College professor: 'Jesus was a Muslim'
The head of the religion department at Luther College in Iowa recently argued that Jesus Christ, the central figure of Christianity, was in fact, a Muslim.
“‘Was Jesus a Muslim?" asks Prof. Robert F. Shedinger in the beginning of a book he published this year entitled Was Jesus a Muslim? " I will answer with a very qualified yes."
In a recent interview Shedinger also defended his controversial thesis explaining that a Muslim undergraduate student had sent him on academic odyssey that culminated with him asking himself "Was Jesus a Muslim?"
"Even as a Christian I have to answer yes to that," said Shedinger, who is the head of the religion department at Luther College in Iowa.
Shedinger also argued that Islam is a better fit for Jesus since it is not a religion but a “social justice movement.”

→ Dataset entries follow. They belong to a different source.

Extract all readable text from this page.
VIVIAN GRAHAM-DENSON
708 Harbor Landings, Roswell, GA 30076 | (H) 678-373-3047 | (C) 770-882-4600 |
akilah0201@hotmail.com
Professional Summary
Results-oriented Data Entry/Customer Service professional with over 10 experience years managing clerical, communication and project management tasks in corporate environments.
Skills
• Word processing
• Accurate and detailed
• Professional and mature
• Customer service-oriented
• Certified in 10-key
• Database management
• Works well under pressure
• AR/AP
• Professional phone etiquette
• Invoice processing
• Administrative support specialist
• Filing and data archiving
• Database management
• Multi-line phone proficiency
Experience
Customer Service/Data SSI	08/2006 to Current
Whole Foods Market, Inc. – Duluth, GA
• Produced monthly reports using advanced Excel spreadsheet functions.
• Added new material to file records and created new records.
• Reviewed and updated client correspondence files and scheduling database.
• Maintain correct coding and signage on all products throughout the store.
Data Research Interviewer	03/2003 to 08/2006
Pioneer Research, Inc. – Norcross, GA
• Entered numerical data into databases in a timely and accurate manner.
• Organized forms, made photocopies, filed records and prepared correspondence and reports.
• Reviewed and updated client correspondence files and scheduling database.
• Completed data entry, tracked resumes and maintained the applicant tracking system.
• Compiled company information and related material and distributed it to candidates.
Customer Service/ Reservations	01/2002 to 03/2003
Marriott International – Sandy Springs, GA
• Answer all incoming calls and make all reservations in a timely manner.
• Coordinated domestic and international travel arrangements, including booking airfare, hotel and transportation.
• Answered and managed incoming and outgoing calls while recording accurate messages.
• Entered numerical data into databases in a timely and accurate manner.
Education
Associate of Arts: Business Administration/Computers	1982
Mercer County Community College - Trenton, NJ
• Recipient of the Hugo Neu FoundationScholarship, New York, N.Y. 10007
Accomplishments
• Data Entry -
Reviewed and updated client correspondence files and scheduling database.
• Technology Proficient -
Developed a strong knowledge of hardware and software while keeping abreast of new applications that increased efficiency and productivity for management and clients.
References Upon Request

"I had to rethink what Islam is… I came to the conclusion that it was a social justice movement and I think that’s who Jesus was in the first century so I conclude Jesus is more like a Muslim," he said.
The vast majority of scholars, historians, Muslims, and Christians date the birth of Islam to 622 ADE when the Prophet Muhammad claimed to have received visions that were eventually compiled into the Koran. Jesus, on the other hand, is believed to have existed more than 600 years earlier, at around 0 BCE.

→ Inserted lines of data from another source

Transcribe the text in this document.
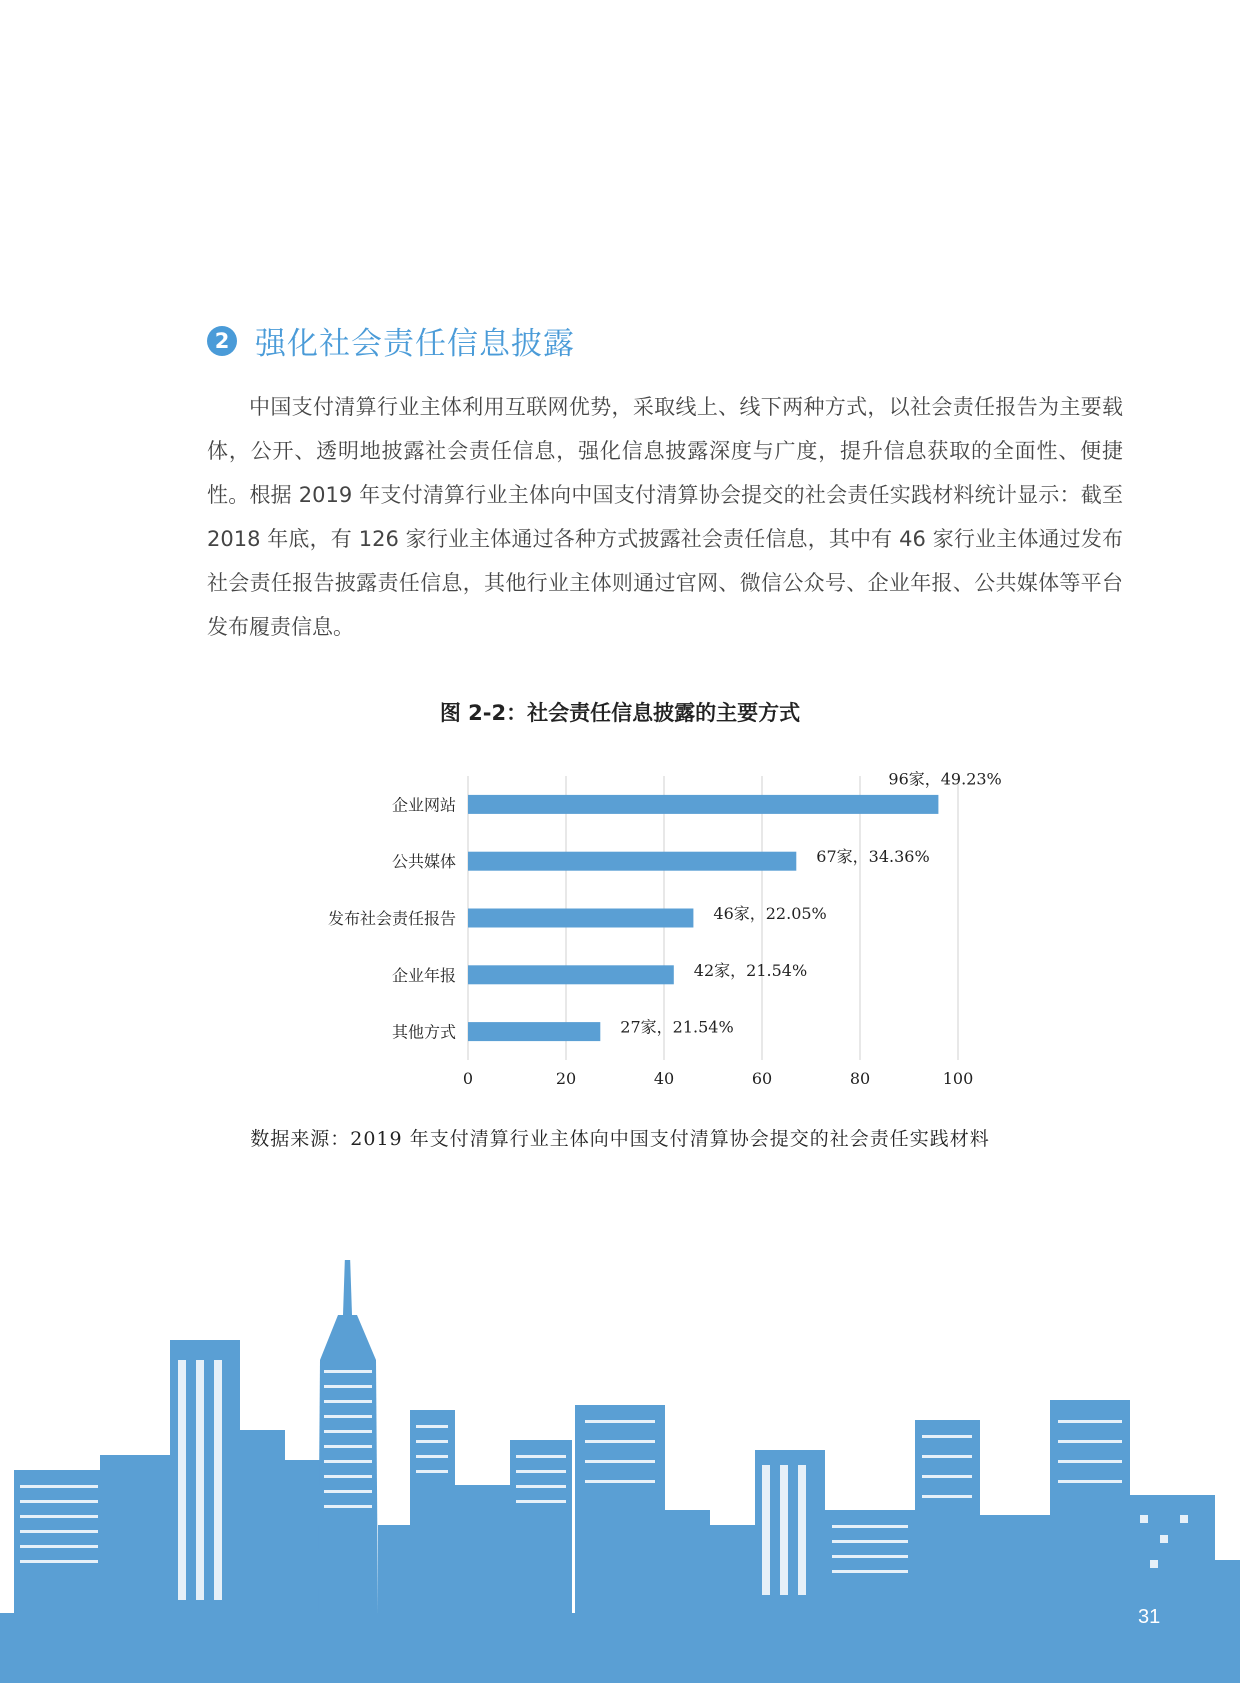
2 强化社会责任信息披露

中国支付清算行业主体利用互联网优势，采取线上、线下两种方式，以社会责任报告为主要载体，公开、透明地披露社会责任信息，强化信息披露深度与广度，提升信息获取的全面性、便捷性。根据 2019 年支付清算行业主体向中国支付清算协会提交的社会责任实践材料统计显示：截至 2018 年底，有 126 家行业主体通过各种方式披露社会责任信息，其中有 46 家行业主体通过发布社会责任报告披露责任信息，其他行业主体则通过官网、微信公众号、企业年报、公共媒体等平台发布履责信息。

图 2-2：社会责任信息披露的主要方式
0	20	40	60	80	100
企业网站
96家，49.23%
公共媒体	67家，34.36%
发布社会责任报告	46家，22.05%
企业年报	42家，21.54%
其他方式	27家，21.54%
数据来源：2019 年支付清算行业主体向中国支付清算协会提交的社会责任实践材料
31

A spokesman for Luther College, a small liberal arts school affiliated with the Evangelical Lutheran Church in America, told Campus Reform on Wednesday that the administration stands fully behind Shedinger’s scholarship.
“The administration is very very comfortable with the proposal, with the book, and with what his statements about this situation are,” said Jerry Johnson, the school’s Director of Public Information. ”[T]he ground he is breaking with this book is not anything exactly earthshaking.”
Johnson added that Shedinger’s thesis had not stirred up on any controversy or opposition on campus where “the members or our religion department are very respecting and have great respect for each other’s work.”
Campus Reform was unable to contact Prof. Shedinger in time for publication.